Building a Secure and Sustainable Water and Energy Future for Hawai'i


Gushing waterfalls, rainbow-colored coral reefs and tropical fish, turquoise waves and white sand beaches — Hawai’i is a literal paradise.

However, houses are falling into the ocean from rapidly eroding shorelines because of sea level rise, coastal storms, and sand extraction. Coral reefs are bleaching and dying. Likewise, sea level rise, pollution, and overuse threaten Hawai’i’s precious groundwater resources.  Isolated in the middle of the Pacific, this chain of volcanic islands is extremely vulnerable to climate change.

As part of my Knauss Marine Policy Fellowship with the National Sea Grant Office, I traveled to Hawai’i to attend their Green Future Conference. The conference brought together leaders and stakeholders to focus on building a secure and sustainable energy future for Hawai’i. U.S. Senator Barbara Boxer, chairman of the Senate Committee on Environment and Public Works, stressed how important this meeting was because, she said, “Hawai’i is at ground zero for climate change.” She applauded the state for having a 70 percent renewable energy goal by 2030 in their Climate Adaptation Plan and requiring solar water heaters in all new homes. 

Senator Brian Schatz (a former program assistant for Hawai’i Sea Grant), led a roundtable discussion to identify challenges and solutions for a sustainable Hawai’ian future. I was amazed to hear that the state imports 93 percent of its energy and has the highest energy prices of any state in the nation. A representative from the University of Hawai’i at Mânoa highlighted the importance of increasing renewable energy by pointing out that energy makes up 22 percent of college tuition costs and the money spent on oil imports each year could put approximately 28,000 students through college.

The chair of the Hawai‘i Public Utilities Commission emphasized the importance of increasing energy efficiency through new smart grid and net metering technologies. The president of the Polynesian Voyaging Society provided hope by reminding everyone that before white colonists settled Hawai’i, its population size was similar to today’s and the residents were strong, healthy, and self-sufficient without any food, petroleum, metal, or other imports. He advised embracing traditional Hawaiian values and techniques and is leading by example by voyaging around the world in a traditional Hawaiian voyaging canoe.

Infrastructure along the coastline in Honolulu
Degrading sand bag structure put in place to reduce erosion and protect this home

After the roundtable, I helped with a topical breakout session addressing issues in water resource sustainability and management. Tim Houghton, the deputy director of environmental services for Honolulu, highlighted the linkages between water and energy sustainability. One exciting sustainability project is the Sand Island Wastewater Treatment Plant, which reuses sludge to produce 72 megawatts of energy, offsets the need for oil, and creates fertilizer pellets.

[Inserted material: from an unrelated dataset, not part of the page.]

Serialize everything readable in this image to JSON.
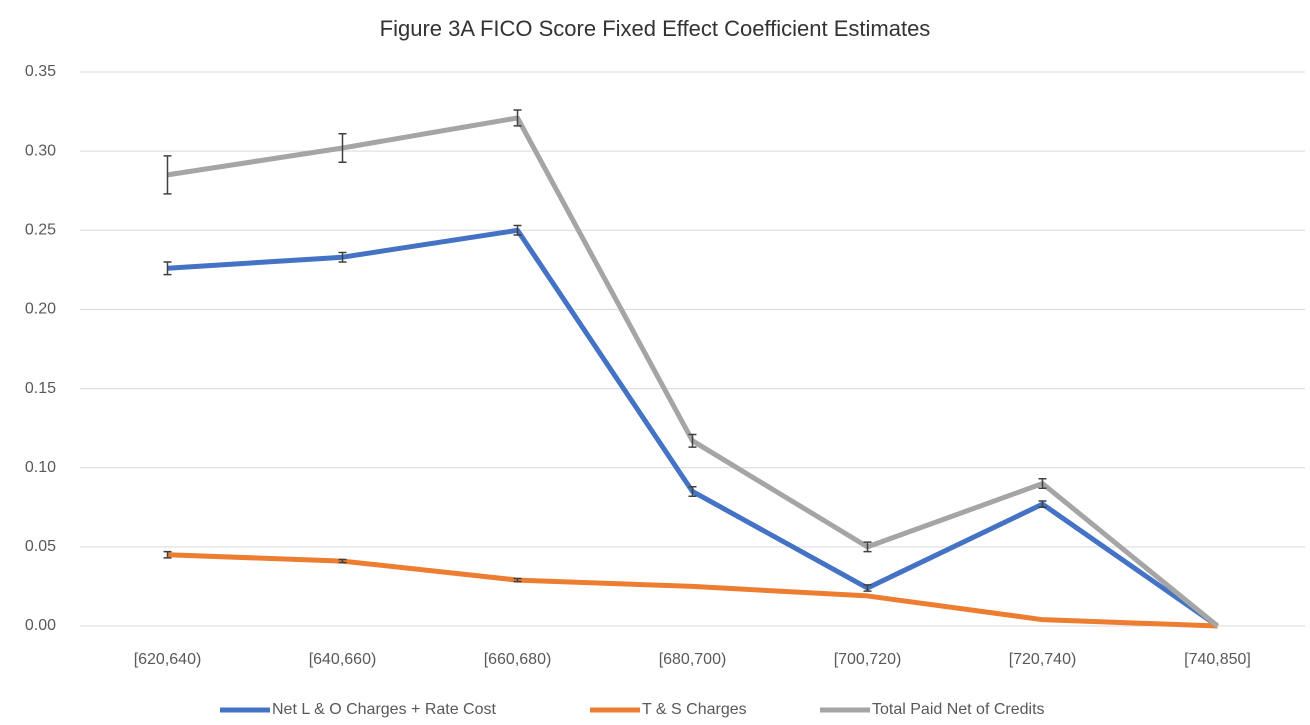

They are also looking for creative ways to reuse water and increase water efficiency. 

Jared Blumenfeld, the U.S. Environmental Protection Agency's administrator for the Pacific Southwest, pointed out the opportunity to convert 450,000 Hawaiian homes from using treated drinking water for outdoor irrigation to other sources like rainwater. He also suggested looking into smart water metering and co-digestion of food waste to produce energy. I was impressed by a lot of the cutting-edge work being done but surprised at some issues they still face, like getting rid of open cesspools.

William Tam, the deputy director of water resource management for Hawai’i’s Department of Land and Natural Resources, summed up the session by saying, “we are at the water and energy nexus with issues like climate change’s effects on droughts, flooding, and groundwater recharge.”

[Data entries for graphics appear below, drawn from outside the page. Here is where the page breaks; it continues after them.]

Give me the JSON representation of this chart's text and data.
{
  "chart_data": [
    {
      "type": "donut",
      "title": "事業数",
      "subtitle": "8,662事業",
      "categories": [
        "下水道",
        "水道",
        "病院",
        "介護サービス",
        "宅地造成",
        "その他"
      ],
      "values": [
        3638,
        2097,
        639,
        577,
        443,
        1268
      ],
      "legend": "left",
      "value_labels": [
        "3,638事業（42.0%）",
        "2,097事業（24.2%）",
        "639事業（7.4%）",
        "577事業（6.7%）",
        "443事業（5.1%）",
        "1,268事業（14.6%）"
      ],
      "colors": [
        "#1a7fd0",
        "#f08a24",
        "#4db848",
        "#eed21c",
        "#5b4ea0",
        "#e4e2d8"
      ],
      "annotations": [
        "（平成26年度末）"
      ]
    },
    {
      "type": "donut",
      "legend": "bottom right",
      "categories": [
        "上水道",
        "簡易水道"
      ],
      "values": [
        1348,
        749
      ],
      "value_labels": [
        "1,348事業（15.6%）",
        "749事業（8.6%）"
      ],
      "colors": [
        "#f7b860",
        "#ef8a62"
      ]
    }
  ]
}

Al Gore speaking at the Univerity of Hawai'i
Al Gore speaking at the University of Hawai’i arena about climate change

The conference culminated with nearly 7,000 people crowding into a University of Hawai’i arena for former U.S. Vice President Al Gore’s sold-out presentation and a Congressional field hearing the next day.  It was an eye-opening experience, and I look forward to learning about how this meeting influences Hawai’i’s future.





Photo (top left): Honolulu from Diamondhead Crater. Photo credits: Tammy Newcomer Johnson 

About Tammy Newcomer Johnson

Tammy Newcomer Johnson is a 2014 Knauss Fellow working at the National Sea Grant Office. As a graduate student at the University of Maryland, College Park, she explored the impacts of urbanization on the ecology and water quality of the Chesapeake Bay.